The way you've described this, there's no reason that you need wait/notify. Simply synchronize access to your data structure, to ensure that it is in a consistent state when accessed.
Edit: by "synchronize access", I do not mean synchronize the entire data structure (which would end up blocking either producer or consumer). Instead, synchronize only those bits that are being updated, and only at the time that you update them. You'll find that most of the producer's work can take place in an unsynchronized manner: for example, if you're building a tree, you can identify the node where the insert needs to happen, synchronize on that node, do the insert, then continue on.
In your producer thread, you are likely to have some kind of main loop. This is probably the best place to interrupt your producer. Instead of using wait() and notify() I suggest you use the java synchronization objects introduced in java 5.
You could potentially do something like that
class Indexer {
Lock lock = new ReentrantLock();
public void index(){
while(somecondition){
this.lock.lock();
try{
// perform one indexing step
}finally{
lock.unlock();
}
}
}
public Item lookup(){
this.lock.lock();
try{
// perform your lookup
}finally{
lock.unlock();
}
}
}
You need to make sure that each time the indexer releases the lock, your index is in a consistent, legal state. In this scenario, when the indexer releases the lock, it leaves a chance for a new or waiting lookup() operation to take the lock, complete and release the lock, at which point your indexer can proceed to its next step. If no lookup() is currently waiting, then your indexer just reaquires the lock itself and goes on with its next operation.
If you think you might have more that one thread trying to do the lookup at the same time, you might want to have a look at the ReadWriteLock interface and ReentrantReadWriteLock implementation.
Of course this solution is the simple way to do it. It will block either one of the threads that doesn't have the lock. You may want to check if you can just synchronize on your data structure directly, but that might prove tricky since building indexes tends to use some sort of balanced tree or B-Tree or whatnot where node insertion is far from being trivial.
I suggest you first try that simple approach, then see if the way it behaves suits you. If it doesn't, you may either try breaking up the the indexing steps into smaller steps, or try synchronizing on only parts of your data structure.
Don't worry too much about the performance of locking, in java uncontended locking (when only one thread is trying to take the lock) is cheap. As long as most of your locking is uncontented, locking performance is nothing to be concerned about.
The producer application can have two indices: published and in-work. The producer will work only with in-work, the consumer will work only with published. Once the producer done with indexing it can replace in-work one with published (usually swapping one pointer). The producer may also publish copy of the partial index if will bring value. This way you will avoid long term locks -- it will be useful when index accessed by lost of consumers.
No, that's not possible.
The only way of notifying a thread without any explicit code in the thread itself is to use Thread.interrupt(), which will cause an exception in the thread. interrrupt() is usually not very reliable though, because throwing a exception at some random point in the code is a nightmare to get right in all code paths. Beside that, a single try{}catch(Throwable){} somewhere in the thread (including any libraries that you use) could be enough to swallow the signal.

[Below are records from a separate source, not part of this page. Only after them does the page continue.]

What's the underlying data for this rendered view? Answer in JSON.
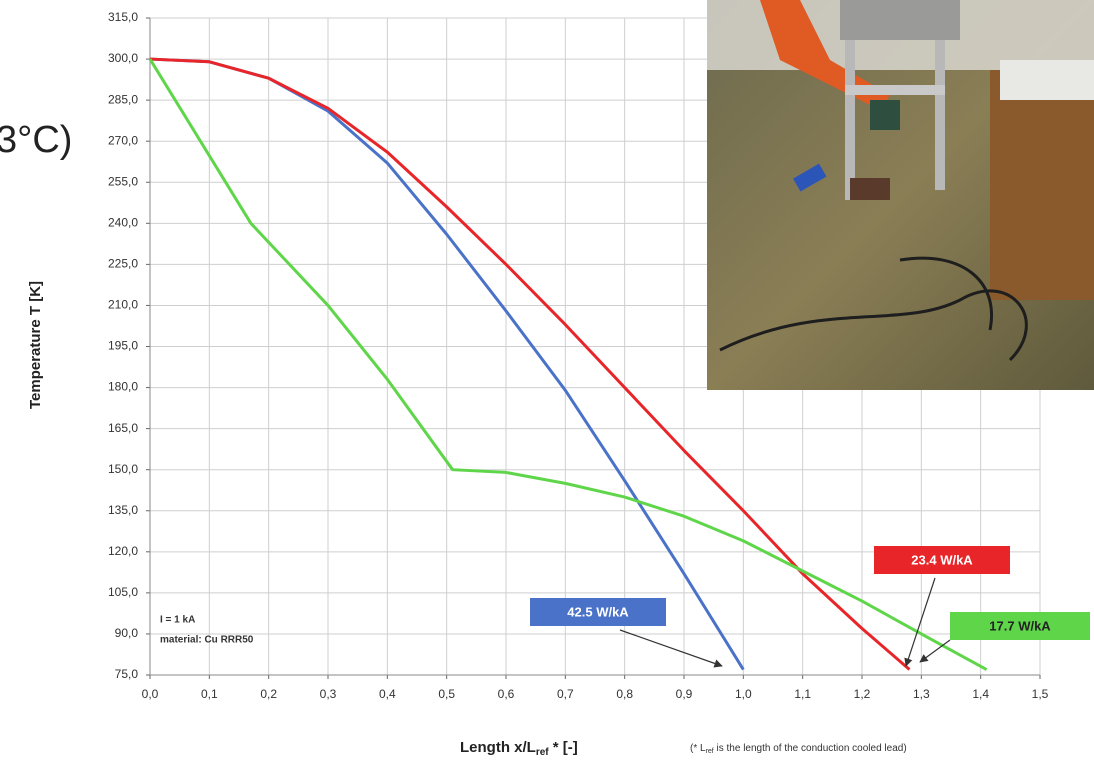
{
  "chart_data": {
    "type": "line",
    "cropped_text": "3°C)",
    "y_label": "Temperature T [K]",
    "x_label": {
      "text": "Length x/L",
      "sub": "ref",
      "suffix": " * [-]"
    },
    "note": {
      "prefix": "(* L",
      "sub": "ref",
      "suffix": " is the length of the conduction cooled lead)"
    },
    "annotations": [
      "I = 1 kA",
      "material: Cu RRR50"
    ],
    "xlim": [
      0,
      1.5
    ],
    "ylim": [
      75,
      315
    ],
    "xticks": [
      {
        "value": 0,
        "label": "0,0"
      },
      {
        "value": 0.1,
        "label": "0,1"
      },
      {
        "value": 0.2,
        "label": "0,2"
      },
      {
        "value": 0.3,
        "label": "0,3"
      },
      {
        "value": 0.4,
        "label": "0,4"
      },
      {
        "value": 0.5,
        "label": "0,5"
      },
      {
        "value": 0.6,
        "label": "0,6"
      },
      {
        "value": 0.7,
        "label": "0,7"
      },
      {
        "value": 0.8,
        "label": "0,8"
      },
      {
        "value": 0.9,
        "label": "0,9"
      },
      {
        "value": 1.0,
        "label": "1,0"
      },
      {
        "value": 1.1,
        "label": "1,1"
      },
      {
        "value": 1.2,
        "label": "1,2"
      },
      {
        "value": 1.3,
        "label": "1,3"
      },
      {
        "value": 1.4,
        "label": "1,4"
      },
      {
        "value": 1.5,
        "label": "1,5"
      }
    ],
    "yticks": [
      {
        "value": 75,
        "label": "75,0"
      },
      {
        "value": 90,
        "label": "90,0"
      },
      {
        "value": 105,
        "label": "105,0"
      },
      {
        "value": 120,
        "label": "120,0"
      },
      {
        "value": 135,
        "label": "135,0"
      },
      {
        "value": 150,
        "label": "150,0"
      },
      {
        "value": 165,
        "label": "165,0"
      },
      {
        "value": 180,
        "label": "180,0"
      },
      {
        "value": 195,
        "label": "195,0"
      },
      {
        "value": 210,
        "label": "210,0"
      },
      {
        "value": 225,
        "label": "225,0"
      },
      {
        "value": 240,
        "label": "240,0"
      },
      {
        "value": 255,
        "label": "255,0"
      },
      {
        "value": 270,
        "label": "270,0"
      },
      {
        "value": 285,
        "label": "285,0"
      },
      {
        "value": 300,
        "label": "300,0"
      },
      {
        "value": 315,
        "label": "315,0"
      }
    ],
    "grid": true,
    "series": [
      {
        "name": "42.5 W/kA",
        "color": "#4a72c9",
        "x": [
          0,
          0.1,
          0.2,
          0.3,
          0.4,
          0.5,
          0.6,
          0.7,
          0.8,
          0.9,
          1.0
        ],
        "values": [
          300,
          299,
          293,
          281,
          262,
          236,
          208,
          179,
          146,
          112,
          77
        ]
      },
      {
        "name": "23.4 W/kA",
        "color": "#e8262a",
        "x": [
          0,
          0.1,
          0.2,
          0.3,
          0.4,
          0.5,
          0.6,
          0.7,
          0.8,
          0.9,
          1.0,
          1.1,
          1.2,
          1.28
        ],
        "values": [
          300,
          299,
          293,
          282,
          266,
          246,
          225,
          203,
          180,
          157,
          135,
          112,
          92,
          77
        ]
      },
      {
        "name": "17.7 W/kA",
        "color": "#5fd64a",
        "x": [
          0,
          0.17,
          0.3,
          0.4,
          0.51,
          0.6,
          0.7,
          0.8,
          0.9,
          1.0,
          1.1,
          1.2,
          1.3,
          1.41
        ],
        "values": [
          300,
          240,
          210,
          183,
          150,
          149,
          145,
          140,
          133,
          124,
          113,
          102,
          90,
          77
        ]
      }
    ]
  }
}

In most cases, the only correct solution is use a shared flag or a queue that the consumer can use to pass messages to the producer. If you worry about the producer being unresponsive or freezing, run it in a separate thread and require it to send heartbeat messages every n seconds. If it does not send a heartbeat, kill it. (Note that determining whether a producer is actually freezing, and not just waiting for an external event, is often very hard to get right as well).